By Dan Moren
July 2, 2015 6:47 AM PT
iPods not quite dead yet, think they’ll go for a walk
The images depict six different color options for the iPod nano, shuffle, and touch, showing each model in silver, space gray, red, bright pink, deep blue, and light gold. The latter three colors, pink, blue, and gold, are new shades that are not currently available. The space gray model may be slightly darker than the existing color, but it’s difficult to determine from images alone.
But when will these magical devices appear?!
The Calendar app on the iPod touch in the images reads “Tuesday 14,” leading some of our readers to speculate that Apple might plan to introduce new models on Tuesday, July 14, which is two weeks from now.
Quick, check the Clock app to find out when they’ll show up!
The iPod lines haven’t received substantive updates in almost three years now. (The shuffle hasn’t really changed in almost five years.) None of that’s surprising, given the iPod’s diminishing role in Apple’s product lineup; as was pointed out last week by unofficial Apple homepage tabs historian James Dempsey, “iPod” has been banished from the navigation bar on the company’s site, subsumed into “Music,” along with “iTunes.”
Despite that, the chance of a major revamp seems slim—especially if Apple really does intend to roll new iPods out on a random Tuesday in July. The iPods used to anchor their own event, but it’s been a long time since that’s been the case. And given the number of things that Apple still has on its docket—new iPhones, new iPads, a new Apple TV, a possible Apple TV service—it wouldn’t be a huge shock if the company decided to give the iPod lineup a little bump before getting to its real business, to avoid overcrowding an already busy fall slate.
For the nano, Apple is apparently satisfied with its role as a little ersatz iOS device. I wouldn’t be surprised to see a little interface redesign to bring it more in line with the rest of Apple’s aesthetic, but other than that I suspect it’ll remain unchanged. Apple might drop the price to $100, but I doubt it needs to bolster sales at the expense of margins.

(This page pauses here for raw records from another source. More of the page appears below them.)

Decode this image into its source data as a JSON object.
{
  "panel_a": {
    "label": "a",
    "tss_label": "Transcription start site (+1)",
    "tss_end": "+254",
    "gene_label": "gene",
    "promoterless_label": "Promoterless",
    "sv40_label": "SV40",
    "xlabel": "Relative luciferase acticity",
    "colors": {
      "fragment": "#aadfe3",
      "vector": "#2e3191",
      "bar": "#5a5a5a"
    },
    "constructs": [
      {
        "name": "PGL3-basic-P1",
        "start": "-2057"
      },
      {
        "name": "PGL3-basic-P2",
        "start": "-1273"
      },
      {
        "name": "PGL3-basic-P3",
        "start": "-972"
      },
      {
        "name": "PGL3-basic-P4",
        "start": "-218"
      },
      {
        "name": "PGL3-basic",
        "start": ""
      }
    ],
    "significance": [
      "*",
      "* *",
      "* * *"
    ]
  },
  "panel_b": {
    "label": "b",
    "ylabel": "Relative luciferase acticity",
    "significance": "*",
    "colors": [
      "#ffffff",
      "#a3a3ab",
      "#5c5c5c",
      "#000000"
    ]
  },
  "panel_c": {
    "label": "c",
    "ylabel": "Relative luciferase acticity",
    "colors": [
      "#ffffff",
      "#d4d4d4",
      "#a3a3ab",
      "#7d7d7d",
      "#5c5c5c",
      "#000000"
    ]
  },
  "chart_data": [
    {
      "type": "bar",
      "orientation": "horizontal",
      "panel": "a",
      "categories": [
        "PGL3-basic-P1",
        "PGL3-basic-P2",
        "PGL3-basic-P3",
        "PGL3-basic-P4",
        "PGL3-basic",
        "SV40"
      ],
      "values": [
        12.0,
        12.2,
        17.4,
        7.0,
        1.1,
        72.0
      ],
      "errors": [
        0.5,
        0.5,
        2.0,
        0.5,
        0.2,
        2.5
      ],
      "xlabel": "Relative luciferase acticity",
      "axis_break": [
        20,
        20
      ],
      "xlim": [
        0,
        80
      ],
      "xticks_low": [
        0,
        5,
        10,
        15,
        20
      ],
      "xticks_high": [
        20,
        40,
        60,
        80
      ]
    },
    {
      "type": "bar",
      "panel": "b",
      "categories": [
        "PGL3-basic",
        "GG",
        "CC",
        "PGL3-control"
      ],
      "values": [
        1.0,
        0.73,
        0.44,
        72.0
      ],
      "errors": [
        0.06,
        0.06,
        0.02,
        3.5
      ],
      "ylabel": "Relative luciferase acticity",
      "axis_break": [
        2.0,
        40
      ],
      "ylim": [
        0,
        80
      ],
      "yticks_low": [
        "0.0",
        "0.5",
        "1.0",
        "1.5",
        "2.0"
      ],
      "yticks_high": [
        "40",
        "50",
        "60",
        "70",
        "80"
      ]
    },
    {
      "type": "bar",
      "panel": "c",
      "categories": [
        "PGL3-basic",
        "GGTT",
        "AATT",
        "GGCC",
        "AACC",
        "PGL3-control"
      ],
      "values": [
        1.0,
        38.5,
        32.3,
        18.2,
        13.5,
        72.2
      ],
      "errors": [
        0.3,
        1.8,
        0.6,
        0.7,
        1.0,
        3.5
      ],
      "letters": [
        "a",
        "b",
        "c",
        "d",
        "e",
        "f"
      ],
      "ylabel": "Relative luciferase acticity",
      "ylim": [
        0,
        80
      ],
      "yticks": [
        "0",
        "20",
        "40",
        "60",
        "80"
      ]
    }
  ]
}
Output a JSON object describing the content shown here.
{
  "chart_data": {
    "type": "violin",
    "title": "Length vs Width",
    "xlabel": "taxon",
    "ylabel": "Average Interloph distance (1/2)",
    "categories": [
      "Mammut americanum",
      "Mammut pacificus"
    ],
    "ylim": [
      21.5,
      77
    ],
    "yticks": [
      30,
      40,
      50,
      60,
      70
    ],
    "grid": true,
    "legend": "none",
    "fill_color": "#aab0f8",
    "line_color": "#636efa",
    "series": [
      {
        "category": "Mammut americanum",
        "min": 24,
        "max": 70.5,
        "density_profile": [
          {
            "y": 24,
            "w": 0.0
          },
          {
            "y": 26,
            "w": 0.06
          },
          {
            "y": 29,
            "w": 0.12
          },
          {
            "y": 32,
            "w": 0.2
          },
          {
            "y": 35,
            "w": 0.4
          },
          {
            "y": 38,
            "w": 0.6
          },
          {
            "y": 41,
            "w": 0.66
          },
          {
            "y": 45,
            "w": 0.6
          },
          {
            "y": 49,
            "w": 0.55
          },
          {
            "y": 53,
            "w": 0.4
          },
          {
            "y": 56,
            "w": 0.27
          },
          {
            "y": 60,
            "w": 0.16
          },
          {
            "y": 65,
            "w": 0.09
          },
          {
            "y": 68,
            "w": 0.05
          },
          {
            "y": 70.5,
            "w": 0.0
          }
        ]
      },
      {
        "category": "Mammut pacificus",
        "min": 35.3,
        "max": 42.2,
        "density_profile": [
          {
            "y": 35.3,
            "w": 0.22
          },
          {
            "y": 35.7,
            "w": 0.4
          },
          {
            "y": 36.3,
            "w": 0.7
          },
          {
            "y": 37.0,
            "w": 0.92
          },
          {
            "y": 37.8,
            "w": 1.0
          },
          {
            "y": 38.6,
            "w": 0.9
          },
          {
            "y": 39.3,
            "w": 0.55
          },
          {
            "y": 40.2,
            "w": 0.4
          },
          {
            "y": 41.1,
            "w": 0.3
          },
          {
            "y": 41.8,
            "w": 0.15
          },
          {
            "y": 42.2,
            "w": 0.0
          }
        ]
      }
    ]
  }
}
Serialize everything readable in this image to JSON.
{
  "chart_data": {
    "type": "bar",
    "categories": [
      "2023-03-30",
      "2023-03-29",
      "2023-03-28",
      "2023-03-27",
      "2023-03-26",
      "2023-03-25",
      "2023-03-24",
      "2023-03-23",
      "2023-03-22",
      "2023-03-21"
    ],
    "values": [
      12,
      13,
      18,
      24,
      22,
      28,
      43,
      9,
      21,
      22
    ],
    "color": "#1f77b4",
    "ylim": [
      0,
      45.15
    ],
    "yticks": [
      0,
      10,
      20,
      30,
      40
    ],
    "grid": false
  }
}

The iPod touch seems like it needs a little more love; it’s still trapped in the iPhone 5 era, with a 4-inch screen and an A5 processor. The latter at least seems like it deserves a bump, especially with iOS 9 in the offing. But the iPod touch continues to fill a weird niche—I primarily hear of it serving one of two purposes: 1) developers who want a test device (increasingly less relevant as it’s increasingly distanced from the iPhone) and 2) parents who want to give their kid an iOS device when they’re not ready for a phone (though I think the iPad line may be gobbling up a large chunk of that demographic).
But I think Apple is happy enough to continue with the iPod lines for the moment, and they seem like they’re due for a refresh. So keep your eyes peeled.